What should our team check before publishing a saved-model fashion image?

Start with the garment itself. Confirm that the cut, colour, print, logo placement, trim, and drape match the real product, then verify that the saved model identity still reflects the casting direction you approved. After that, review framing, background, lighting, and styling so the output fits the destination channel rather than simply looking good in isolation.

With RAWSHOT, the final check should also include provenance and publishing readiness. Make sure the output is the approved version, that the AI labelling and watermarking expectations align with your brand process, and that the image is exported in the resolution and ratio needed for the target placement. Because each image carries an audit trail and RAWSHOT provides full commercial rights, the review process can be documented instead of improvised. Teams that treat this as a repeatable checklist publish faster and with fewer last-minute reversals.

How much does this model workflow cost, and what happens to unused tokens?

Model generation in RAWSHOT is about $0.99 per output, and each generation typically takes around 50–60 seconds. That pricing is useful because it maps directly to a practical task: building a reusable model identity you can keep deploying across future shoots. Unlike systems that force expiry pressure into purchasing, RAWSHOT tokens never expire, so teams can buy capacity when they need it and use it on their own schedule.

Failed generations refund their tokens automatically, which protects testing and iteration rather than punishing it. There are also no per-seat gates and no core workflow hidden behind a sales call, so the same pricing logic applies whether a founder is building one catalog face or a larger team is standardising multiple casting libraries. For planning purposes, the right way to think about spend is not one-off experimentation but reusable production value: one saved model can support a long run of downstream imagery.

Can we plug a saved model into Shopify-scale or PLM-linked production through the API?

Yes. RAWSHOT offers a REST API alongside the browser GUI, so teams can move from direct creative work into structured production without switching products. That matters for operators who need the same saved model identity to appear across merchandising systems, launch calendars, and catalog refreshes rather than living inside one designer’s session.

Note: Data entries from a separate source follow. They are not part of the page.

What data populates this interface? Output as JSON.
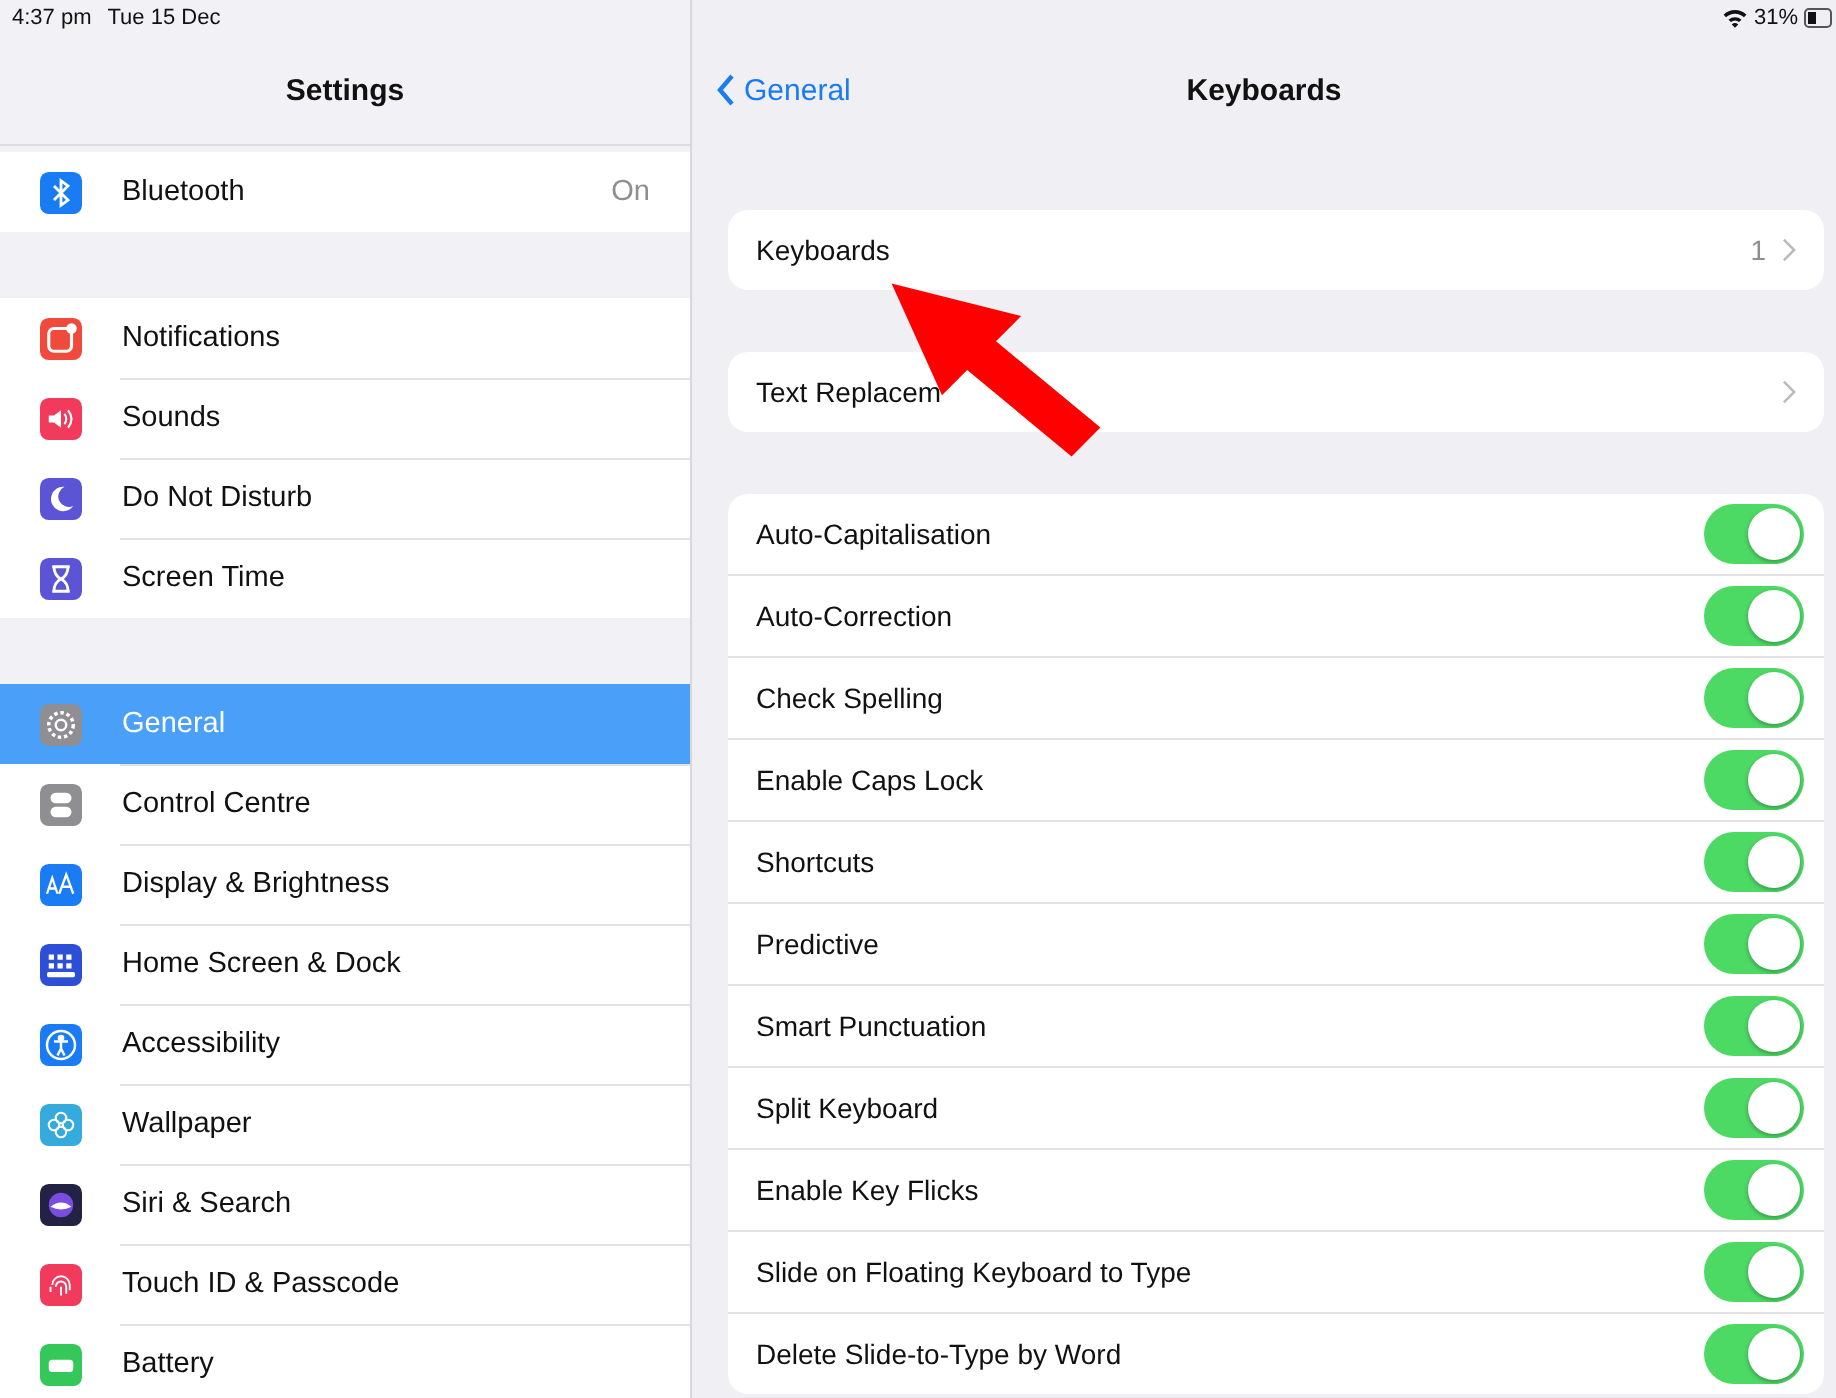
{
  "status_bar": {
    "time": "4:37 pm",
    "date": "Tue 15 Dec",
    "battery": "31%"
  },
  "sidebar": {
    "title": "Settings",
    "groups": [
      [
        {
          "label": "Bluetooth",
          "value": "On",
          "color": "#1a7cf5",
          "selected": false
        }
      ],
      [
        {
          "label": "Notifications",
          "color": "#f04a3c",
          "selected": false
        },
        {
          "label": "Sounds",
          "color": "#f23a5c",
          "selected": false
        },
        {
          "label": "Do Not Disturb",
          "color": "#5b55d6",
          "selected": false
        },
        {
          "label": "Screen Time",
          "color": "#5b55d6",
          "selected": false
        }
      ],
      [
        {
          "label": "General",
          "color": "#8e8e93",
          "selected": true
        },
        {
          "label": "Control Centre",
          "color": "#8e8e93",
          "selected": false
        },
        {
          "label": "Display & Brightness",
          "color": "#1a7cf5",
          "selected": false
        },
        {
          "label": "Home Screen & Dock",
          "color": "#2c4fd6",
          "selected": false
        },
        {
          "label": "Accessibility",
          "color": "#1a7cf5",
          "selected": false
        },
        {
          "label": "Wallpaper",
          "color": "#35aadc",
          "selected": false
        },
        {
          "label": "Siri & Search",
          "color": "#222244",
          "selected": false
        },
        {
          "label": "Touch ID & Passcode",
          "color": "#f23a5c",
          "selected": false
        },
        {
          "label": "Battery",
          "color": "#34c759",
          "selected": false
        }
      ]
    ]
  },
  "detail": {
    "back": "General",
    "title": "Keyboards",
    "links": [
      {
        "label": "Keyboards",
        "value": "1"
      },
      {
        "label": "Text Replacem"
      }
    ],
    "toggles": [
      {
        "label": "Auto-Capitalisation",
        "on": true
      },
      {
        "label": "Auto-Correction",
        "on": true
      },
      {
        "label": "Check Spelling",
        "on": true
      },
      {
        "label": "Enable Caps Lock",
        "on": true
      },
      {
        "label": "Shortcuts",
        "on": true
      },
      {
        "label": "Predictive",
        "on": true
      },
      {
        "label": "Smart Punctuation",
        "on": true
      },
      {
        "label": "Split Keyboard",
        "on": true
      },
      {
        "label": "Enable Key Flicks",
        "on": true
      },
      {
        "label": "Slide on Floating Keyboard to Type",
        "on": true
      },
      {
        "label": "Delete Slide-to-Type by Word",
        "on": true
      }
    ]
  }
}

The API is suited to batch workflows where consistency matters more than improvisation. A team can save a model, keep that identity stable, and then use the same engine for large SKU sets while maintaining clear rights framing, provenance metadata, and an audit trail per image. RAWSHOT is also PLM-integration ready, which helps connect product data and downstream approval steps. The practical advantage is continuity: your creative choices are not trapped in the interface, and your operational system is not cut off from the exact model identity you approved.

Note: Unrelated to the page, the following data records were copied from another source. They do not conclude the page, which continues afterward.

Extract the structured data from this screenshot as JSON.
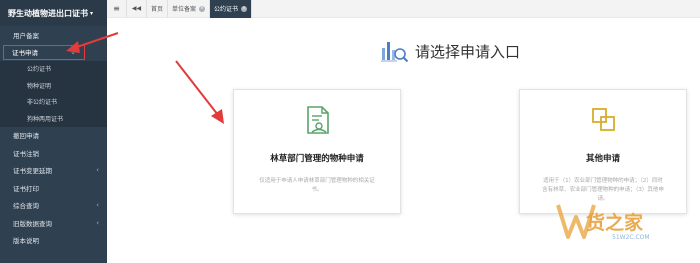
{
  "sidebar": {
    "brand": "野生动植物进出口证书",
    "items": [
      {
        "label": "用户备案"
      },
      {
        "label": "证书申请"
      },
      {
        "label": "撤回申请"
      },
      {
        "label": "证书注销"
      },
      {
        "label": "证书变更延期"
      },
      {
        "label": "证书打印"
      },
      {
        "label": "综合查询"
      },
      {
        "label": "旧版数据查询"
      },
      {
        "label": "版本说明"
      }
    ],
    "subitems": [
      {
        "label": "公约证书"
      },
      {
        "label": "物种证明"
      },
      {
        "label": "非公约证书"
      },
      {
        "label": "狗种两用证书"
      }
    ]
  },
  "topbar": {
    "menu_icon": "≡",
    "back_icon": "◀◀",
    "tabs": [
      {
        "label": "首页"
      },
      {
        "label": "单位备案"
      },
      {
        "label": "公约证书"
      }
    ]
  },
  "main": {
    "title": "请选择申请入口",
    "cards": [
      {
        "title": "林草部门管理的物种申请",
        "desc": "仅适用于申请人申请林草部门管理物种的相关证书。"
      },
      {
        "title": "其他申请",
        "desc": "适用于（1）农业部门管理物种的申请；（2）同时含有林草、农业部门管理物种的申请；（3）其他申请。"
      }
    ]
  },
  "watermark": {
    "text": "货之家",
    "url": "51W2C.COM"
  },
  "colors": {
    "sidebar_bg": "#2f4050",
    "highlight_red": "#e23b3b",
    "icon_green": "#5aa36a",
    "icon_gold": "#d9ad2c"
  }
}
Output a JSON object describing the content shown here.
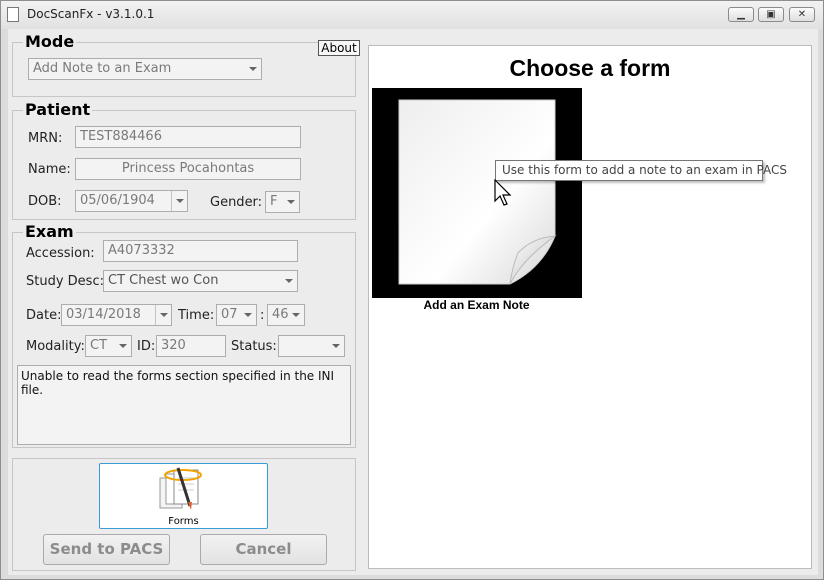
{
  "window": {
    "title": "DocScanFx  -  v3.1.0.1"
  },
  "about_label": "About",
  "mode": {
    "title": "Mode",
    "selected": "Add Note to an Exam"
  },
  "patient": {
    "title": "Patient",
    "mrn_label": "MRN:",
    "mrn": "TEST884466",
    "name_label": "Name:",
    "name": "Princess Pocahontas",
    "dob_label": "DOB:",
    "dob": "05/06/1904",
    "gender_label": "Gender:",
    "gender": "F"
  },
  "exam": {
    "title": "Exam",
    "accession_label": "Accession:",
    "accession": "A4073332",
    "study_label": "Study Desc:",
    "study": "CT Chest wo Con",
    "date_label": "Date:",
    "date": "03/14/2018",
    "time_label": "Time:",
    "hour": "07",
    "time_sep": ":",
    "minute": "46",
    "modality_label": "Modality:",
    "modality": "CT",
    "id_label": "ID:",
    "id": "320",
    "status_label": "Status:",
    "status": ""
  },
  "message": "Unable to read the forms section specified in the INI file.",
  "forms_button": "Forms",
  "send_button": "Send to PACS",
  "cancel_button": "Cancel",
  "panel": {
    "title": "Choose a form",
    "form_caption": "Add an Exam Note",
    "tooltip": "Use this form to add a note to an exam in PACS"
  }
}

Can one team handle one shoot in the browser and ten thousand SKUs through the API with the same model setup?

Yes, and that is a core part of the product design. RAWSHOT uses the same engine, the same reusable model logic, and the same pricing structure whether you are handling a single lookbook in the browser or a large overnight catalog run through the API. That means teams do not have to rebuild casting rules or re-approve a separate enterprise workflow just because the volume changes.

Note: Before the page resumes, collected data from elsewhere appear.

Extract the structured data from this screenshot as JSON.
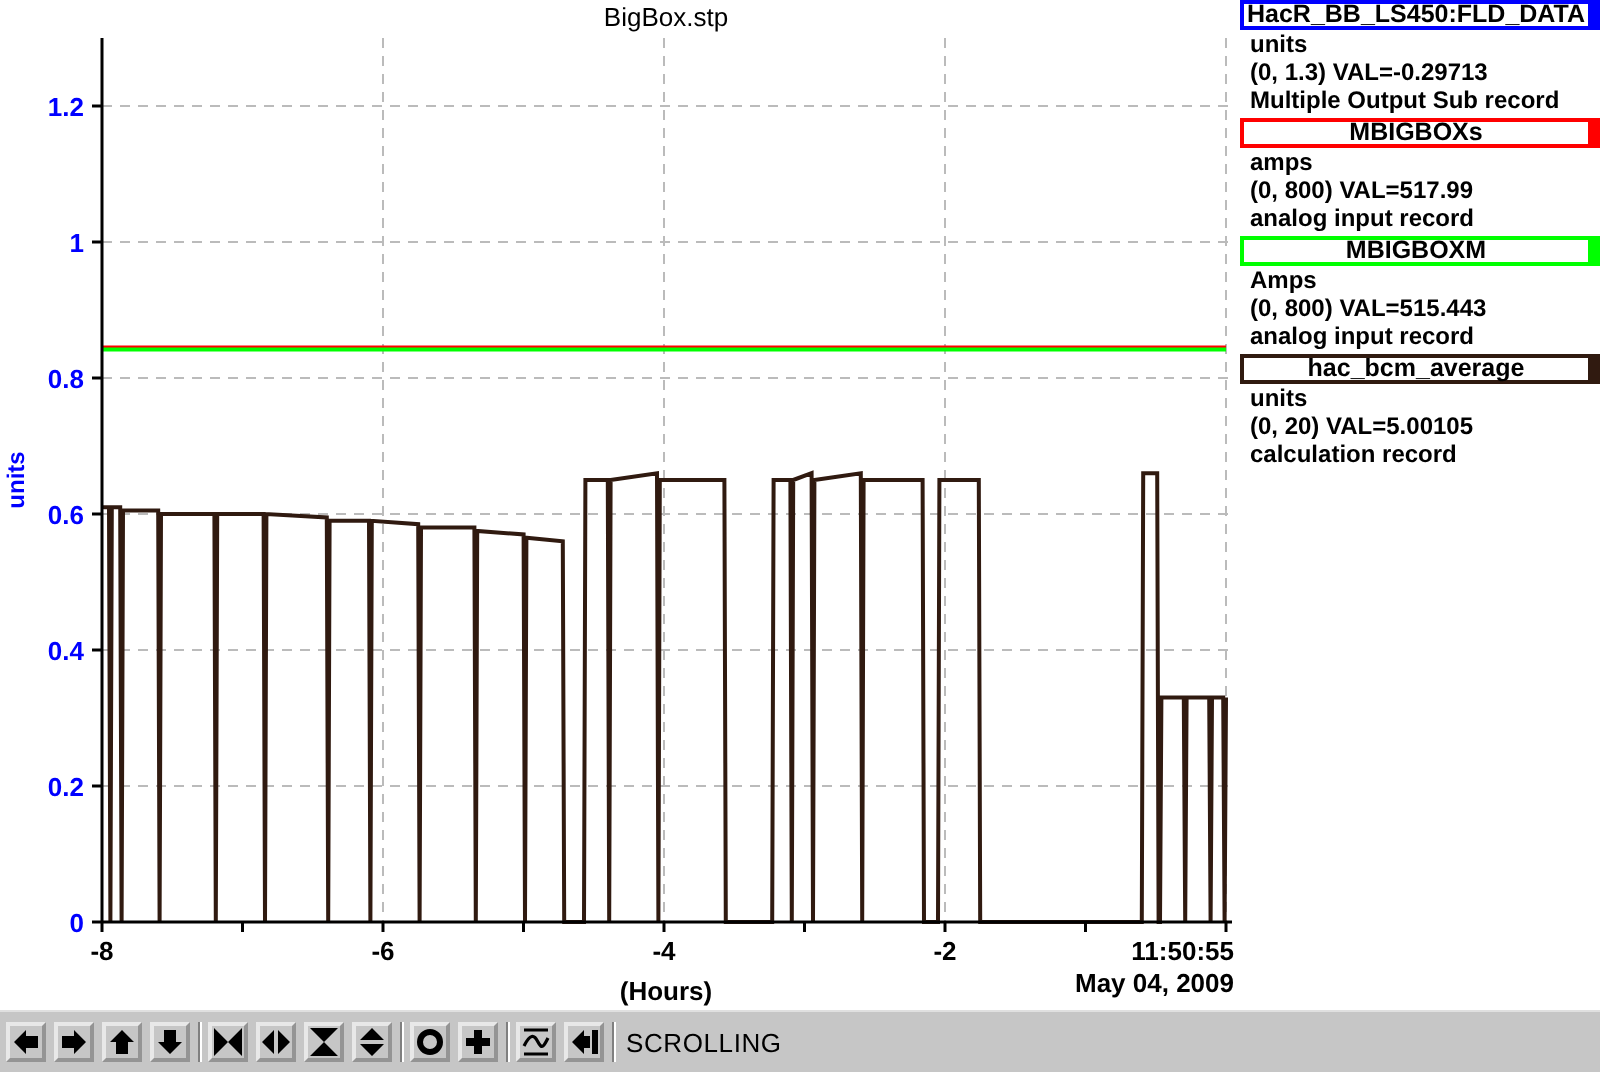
{
  "plot": {
    "time_label": "11:50:55",
    "date_label": "May 04, 2009",
    "chart_data": {
      "type": "line",
      "title": "BigBox.stp",
      "xlabel": "(Hours)",
      "ylabel": "units",
      "xlim": [
        -8,
        0
      ],
      "ylim": [
        0,
        1.3
      ],
      "grid": true,
      "xticks": [
        -8,
        -6,
        -4,
        -2
      ],
      "yticks": [
        0,
        0.2,
        0.4,
        0.6,
        0.8,
        1,
        1.2
      ],
      "x": [
        -8,
        -7.95,
        -7.94,
        -7.93,
        -7.87,
        -7.86,
        -7.85,
        -7.6,
        -7.59,
        -7.58,
        -7.2,
        -7.19,
        -7.18,
        -6.85,
        -6.84,
        -6.83,
        -6.4,
        -6.39,
        -6.38,
        -6.1,
        -6.09,
        -6.08,
        -5.75,
        -5.74,
        -5.73,
        -5.35,
        -5.34,
        -5.33,
        -5.0,
        -4.99,
        -4.98,
        -4.72,
        -4.71,
        -4.57,
        -4.56,
        -4.4,
        -4.39,
        -4.38,
        -4.05,
        -4.04,
        -4.03,
        -3.57,
        -3.56,
        -3.23,
        -3.22,
        -3.1,
        -3.09,
        -3.08,
        -2.95,
        -2.94,
        -2.93,
        -2.6,
        -2.59,
        -2.58,
        -2.16,
        -2.15,
        -2.05,
        -2.04,
        -1.76,
        -1.75,
        -0.6,
        -0.59,
        -0.49,
        -0.48,
        -0.47,
        -0.46,
        -0.3,
        -0.29,
        -0.28,
        -0.12,
        -0.11,
        -0.1,
        -0.02,
        -0.01,
        0
      ],
      "series": [
        {
          "name": "HacR_BB_LS450:FLD_DATA",
          "color": "#0000ff",
          "values": [
            null,
            null,
            null,
            null,
            null,
            null,
            null,
            null,
            null,
            null,
            null,
            null,
            null,
            null,
            null,
            null,
            null,
            null,
            null,
            null,
            null,
            null,
            null,
            null,
            null,
            null,
            null,
            null,
            null,
            null,
            null,
            null,
            null,
            null,
            null,
            null,
            null,
            null,
            null,
            null,
            null,
            null,
            null,
            null,
            null,
            null,
            null,
            null,
            null,
            null,
            null,
            null,
            null,
            null,
            null,
            null,
            null,
            null,
            null,
            null,
            null,
            null,
            null,
            null,
            null,
            null,
            null,
            null,
            null,
            null,
            null,
            null,
            null,
            null,
            null
          ]
        },
        {
          "name": "MBIGBOXs",
          "color": "#ff0000",
          "values": [
            0.845,
            0.845,
            0.845,
            0.845,
            0.845,
            0.845,
            0.845,
            0.845,
            0.845,
            0.845,
            0.845,
            0.845,
            0.845,
            0.845,
            0.845,
            0.845,
            0.845,
            0.845,
            0.845,
            0.845,
            0.845,
            0.845,
            0.845,
            0.845,
            0.845,
            0.845,
            0.845,
            0.845,
            0.845,
            0.845,
            0.845,
            0.845,
            0.845,
            0.845,
            0.845,
            0.845,
            0.845,
            0.845,
            0.845,
            0.845,
            0.845,
            0.845,
            0.845,
            0.845,
            0.845,
            0.845,
            0.845,
            0.845,
            0.845,
            0.845,
            0.845,
            0.845,
            0.845,
            0.845,
            0.845,
            0.845,
            0.845,
            0.845,
            0.845,
            0.845,
            0.845,
            0.845,
            0.845,
            0.845,
            0.845,
            0.845,
            0.845,
            0.845,
            0.845,
            0.845,
            0.845,
            0.845,
            0.845,
            0.845,
            0.845
          ]
        },
        {
          "name": "MBIGBOXM",
          "color": "#00ff00",
          "values": [
            0.842,
            0.842,
            0.842,
            0.842,
            0.842,
            0.842,
            0.842,
            0.842,
            0.842,
            0.842,
            0.842,
            0.842,
            0.842,
            0.842,
            0.842,
            0.842,
            0.842,
            0.842,
            0.842,
            0.842,
            0.842,
            0.842,
            0.842,
            0.842,
            0.842,
            0.842,
            0.842,
            0.842,
            0.842,
            0.842,
            0.842,
            0.842,
            0.842,
            0.842,
            0.842,
            0.842,
            0.842,
            0.842,
            0.842,
            0.842,
            0.842,
            0.842,
            0.842,
            0.842,
            0.842,
            0.842,
            0.842,
            0.842,
            0.842,
            0.842,
            0.842,
            0.842,
            0.842,
            0.842,
            0.842,
            0.842,
            0.842,
            0.842,
            0.842,
            0.842,
            0.842,
            0.842,
            0.842,
            0.842,
            0.842,
            0.842,
            0.842,
            0.842,
            0.842,
            0.842,
            0.842,
            0.842,
            0.842,
            0.842,
            0.842
          ]
        },
        {
          "name": "hac_bcm_average",
          "color": "#301a10",
          "values": [
            0.61,
            0.61,
            0,
            0.61,
            0.61,
            0,
            0.605,
            0.605,
            0,
            0.6,
            0.6,
            0,
            0.6,
            0.6,
            0,
            0.6,
            0.595,
            0,
            0.59,
            0.59,
            0,
            0.59,
            0.585,
            0,
            0.58,
            0.58,
            0,
            0.575,
            0.57,
            0,
            0.565,
            0.56,
            0,
            0,
            0.65,
            0.65,
            0,
            0.65,
            0.66,
            0,
            0.65,
            0.65,
            0,
            0,
            0.65,
            0.65,
            0,
            0.65,
            0.66,
            0,
            0.65,
            0.66,
            0,
            0.65,
            0.65,
            0,
            0,
            0.65,
            0.65,
            0,
            0,
            0.66,
            0.66,
            0,
            0,
            0.33,
            0.33,
            0,
            0.33,
            0.33,
            0,
            0.33,
            0.33,
            0,
            0.33
          ]
        }
      ]
    }
  },
  "legend": [
    {
      "units": "units",
      "reading": "(0, 1.3) VAL=-0.29713",
      "record_type": "Multiple Output Sub record"
    },
    {
      "units": "amps",
      "reading": "(0, 800) VAL=517.99",
      "record_type": "analog input record"
    },
    {
      "units": "Amps",
      "reading": "(0, 800) VAL=515.443",
      "record_type": "analog input record"
    },
    {
      "units": "units",
      "reading": "(0, 20) VAL=5.00105",
      "record_type": "calculation record"
    }
  ],
  "toolbar": {
    "groups": [
      [
        {
          "kind": "arrow-left"
        },
        {
          "kind": "arrow-right"
        },
        {
          "kind": "arrow-up"
        },
        {
          "kind": "arrow-down"
        }
      ],
      [
        {
          "kind": "compress-x"
        },
        {
          "kind": "expand-x"
        },
        {
          "kind": "compress-y"
        },
        {
          "kind": "expand-y"
        }
      ],
      [
        {
          "kind": "circle"
        },
        {
          "kind": "plus"
        }
      ],
      [
        {
          "kind": "wave"
        },
        {
          "kind": "jump-left"
        }
      ]
    ],
    "status": "SCROLLING"
  }
}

In practice, the browser GUI suits founders, art leads, and merchandisers who want to direct details visually, while the REST API suits operations teams pushing large product sets on schedule. Because there are no per-seat gates for core features, no token expiry, and no separate product wall for scale, the handoff between creative and operations stays clean. The result is less fragmentation: one saved model identity, one system of provenance and rights, and one workflow that can expand as the catalog grows.